As a consultant in the field of Human Resources, I am often approached for guidance on how to conduct a difficult conversation in the workplace. I’ve had COO’s come to talk through how to share with their CEO (and boss!) that their contributions in staff meetings are negatively impacting employee morale and undermining their position as COO. I’ve had employees come to me and ask how to talk to their manager about why they feel overwhelmed and underpaid in their role. I’ve had friends call me up and ask about best practices for approaching their manager to let them know they will be resigning from their position. These topics, along with a number of other topics in the workplace, are never an easy conversation to approach and I have found myself consistently providing the following advice in each scenario. Added bonus, these tips apply to those not-so-easy conversations at home as well!
1. Overcome your emotion.
By the time I’m approached for guidance on approaching a difficult conversation the situation, whatever it may be, has almost always escalated to a point of an emotional response by the individual. It’s important to digest that emotion, understand the root cause of that emotion, and then remove the emotion from the focus of your conversation. For purposes of your difficult conversation, first apply your focus on the root cause of the emotion and identifying what has transpired and the impact it has made that has triggered you to feel the need to have this conversation. Then focus on your ideal solution or outcome to better whatever situation has transpired.

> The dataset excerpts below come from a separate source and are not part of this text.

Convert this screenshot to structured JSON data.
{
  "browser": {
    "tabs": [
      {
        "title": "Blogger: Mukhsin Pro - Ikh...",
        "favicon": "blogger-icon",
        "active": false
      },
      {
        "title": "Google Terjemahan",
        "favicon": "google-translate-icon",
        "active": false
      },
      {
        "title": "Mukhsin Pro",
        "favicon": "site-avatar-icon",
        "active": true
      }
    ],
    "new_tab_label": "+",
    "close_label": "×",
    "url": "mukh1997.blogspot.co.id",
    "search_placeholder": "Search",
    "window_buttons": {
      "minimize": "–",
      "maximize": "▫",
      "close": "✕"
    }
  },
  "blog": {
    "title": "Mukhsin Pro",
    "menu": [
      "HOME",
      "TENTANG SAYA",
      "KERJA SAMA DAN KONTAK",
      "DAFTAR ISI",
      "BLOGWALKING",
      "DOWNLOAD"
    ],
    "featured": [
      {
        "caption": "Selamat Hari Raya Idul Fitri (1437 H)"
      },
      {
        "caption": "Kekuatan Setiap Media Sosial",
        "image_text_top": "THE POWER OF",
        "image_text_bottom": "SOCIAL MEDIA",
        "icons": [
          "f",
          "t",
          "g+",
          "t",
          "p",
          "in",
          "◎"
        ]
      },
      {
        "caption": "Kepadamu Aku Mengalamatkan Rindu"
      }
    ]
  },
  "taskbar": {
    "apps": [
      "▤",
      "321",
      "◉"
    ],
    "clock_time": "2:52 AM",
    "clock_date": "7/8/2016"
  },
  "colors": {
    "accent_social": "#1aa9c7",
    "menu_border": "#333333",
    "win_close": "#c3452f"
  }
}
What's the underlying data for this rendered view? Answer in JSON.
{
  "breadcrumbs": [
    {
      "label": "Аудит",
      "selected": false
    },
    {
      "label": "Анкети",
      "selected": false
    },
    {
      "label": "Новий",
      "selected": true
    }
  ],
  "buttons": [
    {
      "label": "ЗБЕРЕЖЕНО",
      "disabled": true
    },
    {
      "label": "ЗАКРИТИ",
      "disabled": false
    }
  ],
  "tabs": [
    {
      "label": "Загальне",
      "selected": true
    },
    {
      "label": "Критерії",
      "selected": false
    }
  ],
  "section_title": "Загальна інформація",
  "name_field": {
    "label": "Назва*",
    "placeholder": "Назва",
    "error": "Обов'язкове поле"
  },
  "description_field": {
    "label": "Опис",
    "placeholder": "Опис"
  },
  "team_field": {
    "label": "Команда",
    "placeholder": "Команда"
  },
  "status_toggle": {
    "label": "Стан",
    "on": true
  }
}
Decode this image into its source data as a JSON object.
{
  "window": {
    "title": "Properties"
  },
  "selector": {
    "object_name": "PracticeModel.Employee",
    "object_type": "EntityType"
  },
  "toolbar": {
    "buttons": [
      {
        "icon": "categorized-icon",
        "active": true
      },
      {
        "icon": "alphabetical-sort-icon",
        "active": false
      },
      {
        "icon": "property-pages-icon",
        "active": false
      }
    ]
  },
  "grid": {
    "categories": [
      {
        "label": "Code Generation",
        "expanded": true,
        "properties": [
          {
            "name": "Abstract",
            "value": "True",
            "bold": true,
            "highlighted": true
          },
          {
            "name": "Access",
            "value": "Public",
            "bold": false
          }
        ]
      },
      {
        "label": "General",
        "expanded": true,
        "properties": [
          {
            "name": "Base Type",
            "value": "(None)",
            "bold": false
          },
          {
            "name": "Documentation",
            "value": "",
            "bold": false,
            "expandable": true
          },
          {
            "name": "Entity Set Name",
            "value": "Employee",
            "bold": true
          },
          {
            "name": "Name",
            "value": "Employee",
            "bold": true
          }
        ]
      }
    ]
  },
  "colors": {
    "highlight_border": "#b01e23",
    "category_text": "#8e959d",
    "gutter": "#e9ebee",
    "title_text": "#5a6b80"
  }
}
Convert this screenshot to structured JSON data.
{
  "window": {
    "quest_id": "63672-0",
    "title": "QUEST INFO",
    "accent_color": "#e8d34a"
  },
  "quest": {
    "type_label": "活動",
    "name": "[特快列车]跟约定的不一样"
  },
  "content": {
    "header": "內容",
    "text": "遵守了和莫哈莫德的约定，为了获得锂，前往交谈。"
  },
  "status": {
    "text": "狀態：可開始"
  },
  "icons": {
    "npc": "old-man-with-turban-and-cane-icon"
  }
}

2. Plan your conversation and know your desired outcome.
I cannot stress enough how important it is to know what you’re hoping to obtain by having the difficult conversation you are preparing for. Maybe it’s a raise, or an agreement on who will conduct the staff meetings moving forward, or maybe it’s an understanding of what you can do better so your supervisor feels comfortable that you are fulfilling your duties and perhaps lighten up on the micromanaging. Knowing your desired outcome allows you to better plan how you are going to approach the conversation. Plan out the key message you’re hoping to provide and focus on the facts that transpired, the impact it had on you (or your team, or the company, etc.), and what you’re hoping to gain by having this conversation.
In many cases you may not have a recommended solution and still feel the need to have a difficult conversation about something that is weighing on you. This does not negate the need to plan your conversation, it is still important to think through your key messages and talking points. In this scenario, I recommend starting the conversation by stating that you don’t have a recommended solution and you’re bringing a matter to the other person’s attention in hopes that the two of you can work together to identify a solution. Knowing that you want to work together to determine a solution is in fact a desired outcome of having the discussion.
3. Be Reasonable.
This piece of advice shows up in a few ways:
- Often times, individuals are upset because they just don’t understand how the other person doesn’t see it the way they see it. It’s important to remember that we all have different backgrounds, viewpoints, pieces of information, and perspectives that all come into play. Circle back to tip # 1 above, overcome the frustration, and realize that through this conversation you will bring your perspective to the attention of the other individual. It is not reasonable to assume they know your perspective and can apply a solution if you’ve not shared that perspective with them in turn giving them an opportunity to resolve your concerns.
- Be reasonable in what you’re requesting through the conversation. If you feel you’re underpaid and are requesting a $20,000 increase (which will likely put you two pay grades above your current job level) that may not be a reasonable request of your supervisor. I personally like to call out the challenges that I know exist as barriers, and verbally recognize there are likely more barriers that I am unaware of, to show that I understand there are layers of complexity to determining the best path forward.
- Realize that what may work best for you as an individual may not work best for the team, or organization. Be flexible and willing adjust for the greater good, often we have to find solutions where we meet in the middle.
4. Be Honest.
If you’re going to have a difficult conversation it is important to be honest about what has occurred and the impact it has had on you. Often times we hope to soften the potential emotional response of the recipient by providing partial information or playing down the impact that it had on us. This doesn’t allow the recipient to fully understand the root cause of the issue and the full impact to make a fully informed decision about how to best move forward. If you’ve planned your conversation, and overcome the emotion, you can deliver difficult messages in a respectful and clear way.
5. Do not expect an immediate response.
It is best to allow the recipient to receive the information you have to share and put thought into how best to respond. Think about how much effort and thought you’ve put into this conversation leading up to it, is it reasonable to assume the recipient will be able to go through all four of the steps above to provide a thoughtful response? I recommend ending the conversation by setting up a time to follow up to the initial discussion.
6. Bonus Tip: Listen!
Listen and absorb what the other person has to say in response to your message. Perhaps they can provide clarity on their perspective or intent. Perhaps they can just acknowledge that they hear you and will provide a response. If you’re too focused on doing all the talking and sticking to your planned conversation you may miss the exact message you were hoping to hear all along.
It’s important to remember you’re not alone if you feel uncomfortable about having one of these not-so-easy conversations. Following these tips will help you to feel prepared and more confident as you approach your difficult conversation.